The fiscal cliff deal extends the tax incentives through 2013–even as payroll taxes rise on ordinary Americans.
The original tax incentive applied to productions costing less than $15 million to make ($20 million in low-income areas). The 2008 extension applies to all films, up to a deduction of $15 million (or $20 million in low-income areas). The incentive is especially generous to television series; it applies to each TV episode.
Continued tax breaks for an industry loaded with major players who beg to pay higher taxes? Put me down as a firm “no” on being a hypocrite enabler.
Update III: Tonight John Boehner will see if the Republicans have 218 votes to pass an amended version of the Senate’s bill that would include more in the way of spending cuts. If not, the House will have a straight up and down vote on the original Senate bill.

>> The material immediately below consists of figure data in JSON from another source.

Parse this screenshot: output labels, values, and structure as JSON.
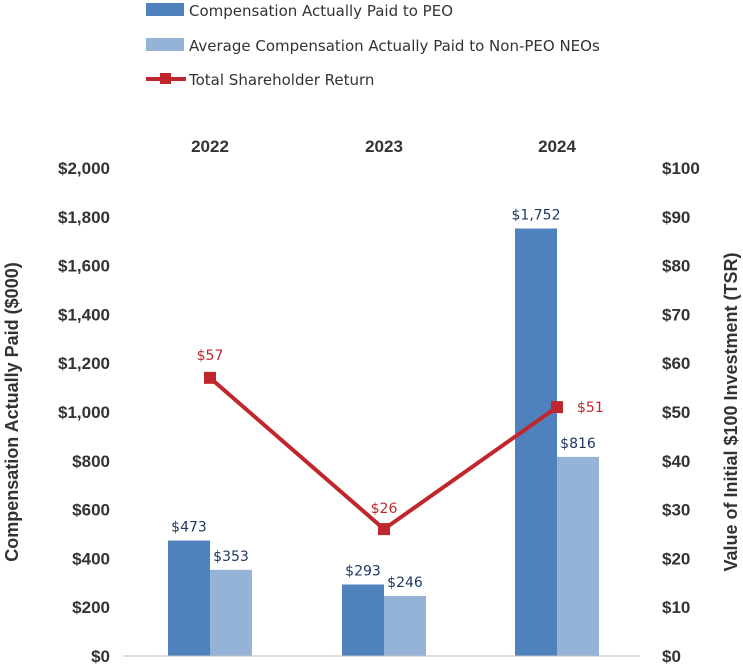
{
  "chart_data": {
    "type": "bar",
    "categories": [
      "2022",
      "2023",
      "2024"
    ],
    "series": [
      {
        "name": "Compensation Actually Paid to PEO",
        "values": [
          473,
          293,
          1752
        ],
        "labels": [
          "$473",
          "$293",
          "$1,752"
        ],
        "color": "#4f81bd",
        "label_color": "#1f3864"
      },
      {
        "name": "Average Compensation Actually Paid to Non-PEO NEOs",
        "values": [
          353,
          246,
          816
        ],
        "labels": [
          "$353",
          "$246",
          "$816"
        ],
        "color": "#95b3d7",
        "label_color": "#1f3864"
      }
    ],
    "line_series": {
      "name": "Total Shareholder Return",
      "values": [
        57,
        26,
        51
      ],
      "labels": [
        "$57",
        "$26",
        "$51"
      ],
      "color": "#c0272d",
      "axis": "right"
    },
    "left_axis": {
      "title": "Compensation Actually Paid ($000)",
      "range": [
        0,
        2000
      ],
      "ticks": [
        0,
        200,
        400,
        600,
        800,
        1000,
        1200,
        1400,
        1600,
        1800,
        2000
      ],
      "tick_labels": [
        "$0",
        "$200",
        "$400",
        "$600",
        "$800",
        "$1,000",
        "$1,200",
        "$1,400",
        "$1,600",
        "$1,800",
        "$2,000"
      ]
    },
    "right_axis": {
      "title": "Value of Initial $100 Investment (TSR)",
      "range": [
        0,
        100
      ],
      "ticks": [
        0,
        10,
        20,
        30,
        40,
        50,
        60,
        70,
        80,
        90,
        100
      ],
      "tick_labels": [
        "$0",
        "$10",
        "$20",
        "$30",
        "$40",
        "$50",
        "$60",
        "$70",
        "$80",
        "$90",
        "$100"
      ]
    },
    "legend_position": "top-left",
    "grid": false,
    "category_axis_position": "top"
  }
}
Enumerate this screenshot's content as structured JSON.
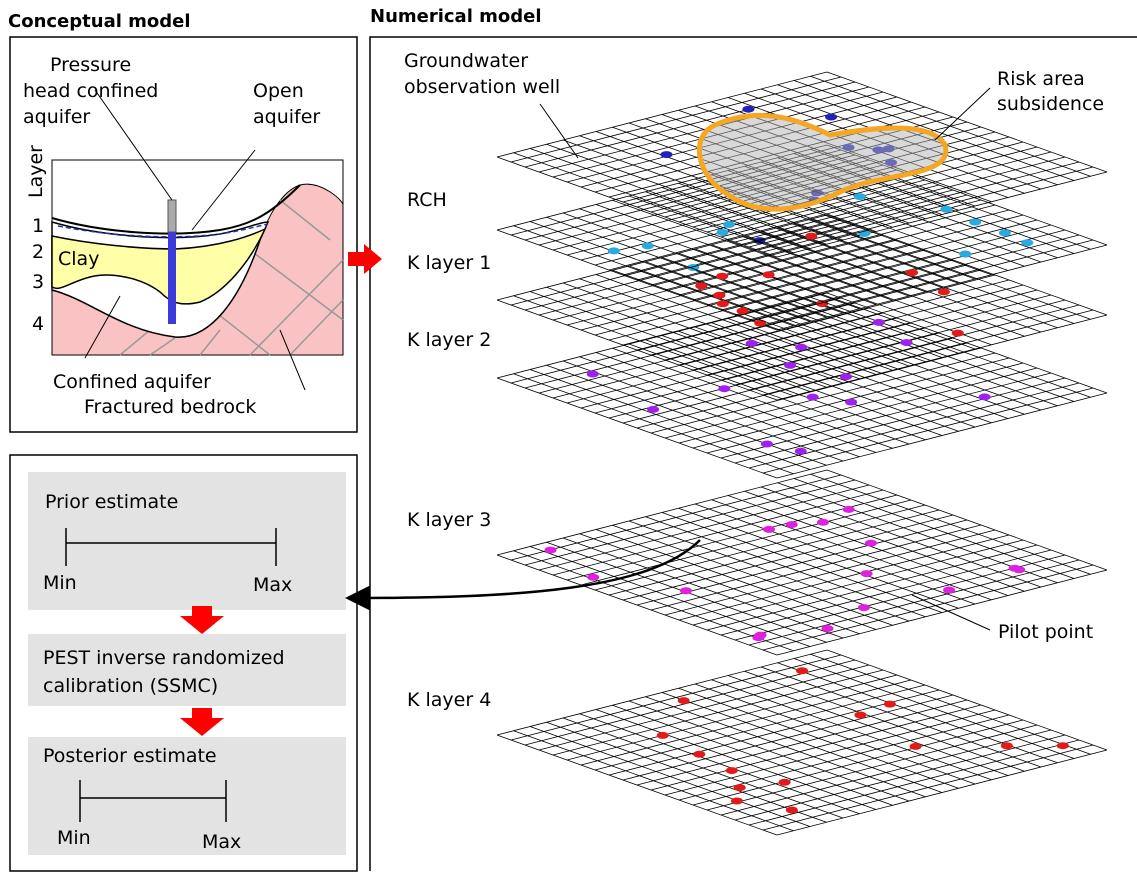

Krauthammer: Complete surrender on everything.
Update IV: Idea of the day:
Heh…I was just thinking if nobody reads the bills they pass, we should just slip a repeal of Obamacare in there…
— Steven Dumas(@StevenDumas) January 1, 2013
Update V: Fox News’ Ed Henry tweets that the House is going to vote on the Senate bill with no spending cut amendments.
Mark Knoller of CBS:
House Republicans unwilling to take the political heat if amendment killed ‘cliff’ bill and every taxpayer’s rate went up.
— Mark Knoller (@markknoller) January 2, 2013
The latest word is that the House will vote on the bill at 9 p.m. ET, and it’s likely to pass.
Update Roman numeral whatever: After a lot of floor speeches, the House will vote soon on the bill that passed the Senate earlier. Charlie Rangel just gave an impassioned address — because you can’t add credibility to a tax plan without Charlie’s input.
I’ll post the vote after it’s finished… while the vote takes place, enjoy this musical interlude…
The fiscal cliff package has passed the House. Final vote 257 to 167 (according to Fox News). 85 Republicans voted yes, along with 170 Dems. Among Republicans, Eric Cantor voted no, and Paul Ryan and John Boehner voted in favor.